Asked by k.

Choose the graph that matches the system of inequalities.
–x + y ≤ –1
x + 2y ≥ 4
A. Two intersecting solid lines graphed on a coordinate plane. The decreasing line crosses the y axis at 2 and passes through the point 2 comma 1. There is shading below this line. The increasing line crosses the y axis at negative 1 and passes through the point 2 comma 1. There is shading above this line.
B. Two intersecting solid lines graphed on a coordinate plane. The decreasing line crosses the y axis at 2 and passes through the point 2 comma 1. There is shading above this line. The increasing line crosses the y axis at negative 1 and passes through the point 2 comma 1. There is shading below this line.
C. Two intersecting dashed lines graphed on a coordinate plane. The decreasing line crosses the y axis at 2 and passes through the point 2 comma 1. There is shading above this line. The increasing line crosses the y axis at negative 1 and passes through the point 2 comma 1. There is shading below this line.
D. Two intersecting dashed lines graphed on a coordinate plane.
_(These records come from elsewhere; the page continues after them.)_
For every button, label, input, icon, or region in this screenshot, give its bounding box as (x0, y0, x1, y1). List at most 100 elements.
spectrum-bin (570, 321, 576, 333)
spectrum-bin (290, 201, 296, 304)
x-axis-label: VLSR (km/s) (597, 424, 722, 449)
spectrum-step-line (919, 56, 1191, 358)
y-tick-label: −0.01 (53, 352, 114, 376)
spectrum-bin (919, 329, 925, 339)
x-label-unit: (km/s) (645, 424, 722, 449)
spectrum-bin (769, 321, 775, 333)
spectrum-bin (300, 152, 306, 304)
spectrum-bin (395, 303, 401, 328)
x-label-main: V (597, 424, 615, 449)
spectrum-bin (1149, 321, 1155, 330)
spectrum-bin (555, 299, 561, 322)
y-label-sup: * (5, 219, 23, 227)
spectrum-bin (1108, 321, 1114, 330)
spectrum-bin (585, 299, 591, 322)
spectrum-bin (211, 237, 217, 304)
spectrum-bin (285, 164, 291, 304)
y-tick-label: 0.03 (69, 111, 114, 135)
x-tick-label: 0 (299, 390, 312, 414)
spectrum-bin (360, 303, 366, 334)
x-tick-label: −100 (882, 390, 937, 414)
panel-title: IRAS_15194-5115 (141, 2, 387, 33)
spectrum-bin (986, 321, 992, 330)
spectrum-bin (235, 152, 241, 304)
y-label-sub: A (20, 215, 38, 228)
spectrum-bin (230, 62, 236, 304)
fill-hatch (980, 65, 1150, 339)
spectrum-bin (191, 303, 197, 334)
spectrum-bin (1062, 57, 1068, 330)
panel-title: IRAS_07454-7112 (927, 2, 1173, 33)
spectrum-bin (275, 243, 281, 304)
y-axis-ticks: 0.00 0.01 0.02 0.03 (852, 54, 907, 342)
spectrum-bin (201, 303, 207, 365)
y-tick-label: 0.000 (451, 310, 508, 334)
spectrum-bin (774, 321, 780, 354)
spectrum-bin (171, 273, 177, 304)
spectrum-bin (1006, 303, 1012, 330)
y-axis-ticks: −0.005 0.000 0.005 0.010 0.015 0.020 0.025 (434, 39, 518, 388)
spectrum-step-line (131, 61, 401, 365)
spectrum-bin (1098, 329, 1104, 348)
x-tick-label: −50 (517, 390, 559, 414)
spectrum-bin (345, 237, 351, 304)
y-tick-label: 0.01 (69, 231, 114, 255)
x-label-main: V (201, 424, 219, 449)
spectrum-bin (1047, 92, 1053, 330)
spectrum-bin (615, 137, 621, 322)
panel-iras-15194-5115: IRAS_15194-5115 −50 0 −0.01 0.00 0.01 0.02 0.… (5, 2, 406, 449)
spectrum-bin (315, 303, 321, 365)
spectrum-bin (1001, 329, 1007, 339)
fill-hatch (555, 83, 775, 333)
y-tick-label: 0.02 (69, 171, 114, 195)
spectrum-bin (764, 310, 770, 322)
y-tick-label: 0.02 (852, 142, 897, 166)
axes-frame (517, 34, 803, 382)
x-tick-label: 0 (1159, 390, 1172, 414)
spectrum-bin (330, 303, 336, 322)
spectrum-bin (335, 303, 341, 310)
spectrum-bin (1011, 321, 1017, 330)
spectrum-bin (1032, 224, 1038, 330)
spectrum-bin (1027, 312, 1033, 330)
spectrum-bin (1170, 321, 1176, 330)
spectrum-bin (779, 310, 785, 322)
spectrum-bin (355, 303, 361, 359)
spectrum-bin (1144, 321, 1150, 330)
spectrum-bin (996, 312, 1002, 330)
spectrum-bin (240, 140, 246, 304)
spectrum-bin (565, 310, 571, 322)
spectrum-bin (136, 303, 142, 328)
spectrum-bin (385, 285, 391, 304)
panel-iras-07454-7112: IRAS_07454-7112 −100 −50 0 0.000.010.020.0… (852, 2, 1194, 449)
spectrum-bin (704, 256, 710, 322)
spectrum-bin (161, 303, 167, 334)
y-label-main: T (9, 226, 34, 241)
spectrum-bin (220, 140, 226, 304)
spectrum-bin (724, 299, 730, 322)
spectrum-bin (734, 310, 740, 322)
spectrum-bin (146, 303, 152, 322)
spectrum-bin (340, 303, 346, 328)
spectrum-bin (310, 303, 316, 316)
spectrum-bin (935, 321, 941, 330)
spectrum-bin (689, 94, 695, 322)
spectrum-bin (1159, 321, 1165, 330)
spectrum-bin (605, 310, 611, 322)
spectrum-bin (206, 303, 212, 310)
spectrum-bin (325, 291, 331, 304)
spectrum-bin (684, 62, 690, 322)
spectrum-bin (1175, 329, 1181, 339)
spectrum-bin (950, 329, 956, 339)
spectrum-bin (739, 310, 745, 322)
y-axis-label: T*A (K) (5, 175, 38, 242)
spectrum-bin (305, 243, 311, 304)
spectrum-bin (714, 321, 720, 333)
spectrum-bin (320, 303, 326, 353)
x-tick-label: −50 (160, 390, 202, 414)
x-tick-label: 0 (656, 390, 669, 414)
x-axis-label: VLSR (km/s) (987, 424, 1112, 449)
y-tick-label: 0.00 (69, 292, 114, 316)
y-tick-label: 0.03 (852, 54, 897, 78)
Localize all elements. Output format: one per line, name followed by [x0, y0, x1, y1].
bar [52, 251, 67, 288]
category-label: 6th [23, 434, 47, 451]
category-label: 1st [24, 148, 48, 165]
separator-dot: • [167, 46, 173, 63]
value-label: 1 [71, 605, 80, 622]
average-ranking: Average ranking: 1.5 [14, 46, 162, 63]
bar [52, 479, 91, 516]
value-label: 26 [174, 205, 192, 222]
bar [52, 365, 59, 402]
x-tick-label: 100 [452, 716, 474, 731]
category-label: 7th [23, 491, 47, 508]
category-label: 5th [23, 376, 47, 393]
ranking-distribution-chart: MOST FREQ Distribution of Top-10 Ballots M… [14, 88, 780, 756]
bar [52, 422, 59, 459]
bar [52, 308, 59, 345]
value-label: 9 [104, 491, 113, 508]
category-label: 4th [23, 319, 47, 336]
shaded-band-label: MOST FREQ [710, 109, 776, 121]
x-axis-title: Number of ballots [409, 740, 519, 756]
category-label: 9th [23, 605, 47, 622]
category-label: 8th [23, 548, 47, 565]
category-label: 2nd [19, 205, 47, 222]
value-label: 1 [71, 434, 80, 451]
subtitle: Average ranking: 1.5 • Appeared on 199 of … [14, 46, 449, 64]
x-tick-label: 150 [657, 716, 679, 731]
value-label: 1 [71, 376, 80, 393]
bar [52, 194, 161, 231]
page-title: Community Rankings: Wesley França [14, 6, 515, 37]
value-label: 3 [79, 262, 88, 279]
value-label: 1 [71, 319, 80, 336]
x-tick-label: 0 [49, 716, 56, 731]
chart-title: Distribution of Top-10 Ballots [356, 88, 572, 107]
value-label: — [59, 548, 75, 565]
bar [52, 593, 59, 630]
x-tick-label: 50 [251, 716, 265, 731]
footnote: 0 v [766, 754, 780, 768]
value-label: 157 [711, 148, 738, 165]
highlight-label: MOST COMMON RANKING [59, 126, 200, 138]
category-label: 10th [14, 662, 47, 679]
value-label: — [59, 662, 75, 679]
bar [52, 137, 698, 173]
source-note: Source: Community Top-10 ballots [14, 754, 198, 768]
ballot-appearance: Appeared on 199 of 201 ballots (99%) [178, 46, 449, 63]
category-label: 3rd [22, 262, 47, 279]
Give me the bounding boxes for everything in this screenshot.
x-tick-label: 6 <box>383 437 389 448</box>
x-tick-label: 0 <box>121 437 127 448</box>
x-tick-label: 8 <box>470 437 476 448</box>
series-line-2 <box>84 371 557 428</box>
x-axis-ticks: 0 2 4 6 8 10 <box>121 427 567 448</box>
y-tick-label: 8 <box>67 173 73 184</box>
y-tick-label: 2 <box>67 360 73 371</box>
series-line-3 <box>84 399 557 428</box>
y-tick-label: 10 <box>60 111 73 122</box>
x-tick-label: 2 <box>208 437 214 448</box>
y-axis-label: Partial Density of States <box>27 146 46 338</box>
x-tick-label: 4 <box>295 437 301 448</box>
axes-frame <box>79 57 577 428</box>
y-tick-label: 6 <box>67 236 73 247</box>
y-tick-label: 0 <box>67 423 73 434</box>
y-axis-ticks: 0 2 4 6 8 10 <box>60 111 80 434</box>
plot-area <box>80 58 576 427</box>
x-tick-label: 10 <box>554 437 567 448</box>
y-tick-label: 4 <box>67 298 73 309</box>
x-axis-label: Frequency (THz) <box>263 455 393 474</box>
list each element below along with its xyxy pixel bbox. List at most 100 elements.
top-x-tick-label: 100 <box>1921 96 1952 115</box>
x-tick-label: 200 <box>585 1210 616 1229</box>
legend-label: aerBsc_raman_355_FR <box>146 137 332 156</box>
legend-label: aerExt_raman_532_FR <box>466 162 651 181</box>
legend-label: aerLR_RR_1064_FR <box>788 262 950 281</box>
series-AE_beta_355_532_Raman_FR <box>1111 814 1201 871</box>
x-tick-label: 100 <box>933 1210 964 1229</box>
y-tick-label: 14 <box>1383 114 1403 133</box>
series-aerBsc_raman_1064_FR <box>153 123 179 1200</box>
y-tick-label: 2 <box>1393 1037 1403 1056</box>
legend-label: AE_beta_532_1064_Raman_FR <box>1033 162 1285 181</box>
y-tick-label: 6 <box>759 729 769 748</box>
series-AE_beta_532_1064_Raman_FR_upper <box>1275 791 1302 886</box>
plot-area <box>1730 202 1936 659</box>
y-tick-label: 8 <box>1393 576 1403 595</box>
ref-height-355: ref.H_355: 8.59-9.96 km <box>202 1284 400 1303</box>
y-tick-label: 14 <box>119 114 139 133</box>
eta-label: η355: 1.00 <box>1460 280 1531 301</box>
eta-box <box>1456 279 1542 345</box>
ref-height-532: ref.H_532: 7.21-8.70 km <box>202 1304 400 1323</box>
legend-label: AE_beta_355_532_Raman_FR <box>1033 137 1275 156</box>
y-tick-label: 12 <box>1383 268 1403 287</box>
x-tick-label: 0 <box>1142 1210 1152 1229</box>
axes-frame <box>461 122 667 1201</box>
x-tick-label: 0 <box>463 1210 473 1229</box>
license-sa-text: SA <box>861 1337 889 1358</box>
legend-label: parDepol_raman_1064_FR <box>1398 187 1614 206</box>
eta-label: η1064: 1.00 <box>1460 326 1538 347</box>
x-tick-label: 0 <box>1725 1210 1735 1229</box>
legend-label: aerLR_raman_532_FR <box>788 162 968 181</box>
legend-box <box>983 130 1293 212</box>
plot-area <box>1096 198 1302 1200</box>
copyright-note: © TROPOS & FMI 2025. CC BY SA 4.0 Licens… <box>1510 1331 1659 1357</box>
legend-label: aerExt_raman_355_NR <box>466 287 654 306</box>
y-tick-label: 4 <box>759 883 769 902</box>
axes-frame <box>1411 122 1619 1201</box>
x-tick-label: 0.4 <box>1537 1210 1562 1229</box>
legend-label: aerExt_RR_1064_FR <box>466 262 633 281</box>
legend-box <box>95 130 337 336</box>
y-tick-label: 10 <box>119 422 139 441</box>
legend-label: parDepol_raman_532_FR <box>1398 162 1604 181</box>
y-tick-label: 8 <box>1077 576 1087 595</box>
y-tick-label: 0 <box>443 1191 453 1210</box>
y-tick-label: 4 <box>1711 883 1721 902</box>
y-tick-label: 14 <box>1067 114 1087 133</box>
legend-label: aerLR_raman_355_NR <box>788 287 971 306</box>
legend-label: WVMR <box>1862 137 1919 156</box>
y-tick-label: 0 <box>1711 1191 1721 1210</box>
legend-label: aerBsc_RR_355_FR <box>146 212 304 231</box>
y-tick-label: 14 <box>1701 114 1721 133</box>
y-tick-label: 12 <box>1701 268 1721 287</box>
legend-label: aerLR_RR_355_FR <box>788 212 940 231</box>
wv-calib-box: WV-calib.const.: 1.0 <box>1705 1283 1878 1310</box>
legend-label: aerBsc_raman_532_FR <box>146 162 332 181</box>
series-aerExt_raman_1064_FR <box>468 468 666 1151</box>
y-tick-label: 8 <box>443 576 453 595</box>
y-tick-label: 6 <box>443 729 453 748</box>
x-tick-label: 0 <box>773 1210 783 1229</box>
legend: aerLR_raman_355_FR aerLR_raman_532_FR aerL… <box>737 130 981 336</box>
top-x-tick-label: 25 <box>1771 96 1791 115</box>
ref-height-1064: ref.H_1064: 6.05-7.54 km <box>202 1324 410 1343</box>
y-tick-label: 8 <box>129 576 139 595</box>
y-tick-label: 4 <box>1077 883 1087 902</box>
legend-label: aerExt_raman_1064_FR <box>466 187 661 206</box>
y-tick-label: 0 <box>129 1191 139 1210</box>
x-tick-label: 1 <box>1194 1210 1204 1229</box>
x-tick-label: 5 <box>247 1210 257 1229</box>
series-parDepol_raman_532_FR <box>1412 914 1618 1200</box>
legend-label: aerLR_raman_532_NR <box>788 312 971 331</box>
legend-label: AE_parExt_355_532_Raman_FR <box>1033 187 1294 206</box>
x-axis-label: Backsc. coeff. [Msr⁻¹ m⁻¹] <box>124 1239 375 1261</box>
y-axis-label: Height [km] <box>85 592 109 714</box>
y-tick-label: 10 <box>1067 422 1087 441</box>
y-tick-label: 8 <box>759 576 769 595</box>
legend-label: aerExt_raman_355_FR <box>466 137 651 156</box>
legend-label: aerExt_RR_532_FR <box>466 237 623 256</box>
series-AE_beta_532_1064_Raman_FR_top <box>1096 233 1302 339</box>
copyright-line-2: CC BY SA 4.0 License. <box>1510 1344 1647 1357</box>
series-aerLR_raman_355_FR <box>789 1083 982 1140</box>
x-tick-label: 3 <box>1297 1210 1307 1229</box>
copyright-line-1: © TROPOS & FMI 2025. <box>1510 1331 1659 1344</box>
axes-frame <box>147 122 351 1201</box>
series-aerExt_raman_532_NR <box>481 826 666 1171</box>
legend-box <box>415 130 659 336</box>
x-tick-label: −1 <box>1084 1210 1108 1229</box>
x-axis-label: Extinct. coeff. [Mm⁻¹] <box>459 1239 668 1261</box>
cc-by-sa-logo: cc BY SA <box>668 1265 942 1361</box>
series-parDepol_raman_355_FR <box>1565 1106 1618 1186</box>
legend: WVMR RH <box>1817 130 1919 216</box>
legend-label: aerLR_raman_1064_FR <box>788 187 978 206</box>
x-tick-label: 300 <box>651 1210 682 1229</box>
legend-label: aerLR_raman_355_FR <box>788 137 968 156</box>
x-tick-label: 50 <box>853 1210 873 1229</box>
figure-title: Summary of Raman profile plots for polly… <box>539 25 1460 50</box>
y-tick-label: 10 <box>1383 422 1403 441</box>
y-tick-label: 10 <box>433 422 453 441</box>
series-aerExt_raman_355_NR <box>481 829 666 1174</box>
The decreasing line crosses the y axis at 2 and passes through the point 2 comma 1. There is shading below this line. The increasing line crosses the y axis at negative 1 and passes through the point 2 comma 1. There is shading above this line.

All Answers 1

Answered by GPT-5 mini AI
First rewrite each inequality in y = mx + b form:

- −x + y ≤ −1 → y ≤ x − 1.
Line: y = x − 1 (increasing, y‑intercept −1, passes through (2,1)). Shade below (≤).

- x + 2y ≥ 4 → 2y ≥ −x + 4 → y ≥ −(1/2)x + 2.
Line: y = −(1/2)x + 2 (decreasing, y‑intercept 2, passes through (2,1)). Shade above (≥).

Both inequalities include the boundary, so the lines are solid. This matches choice B.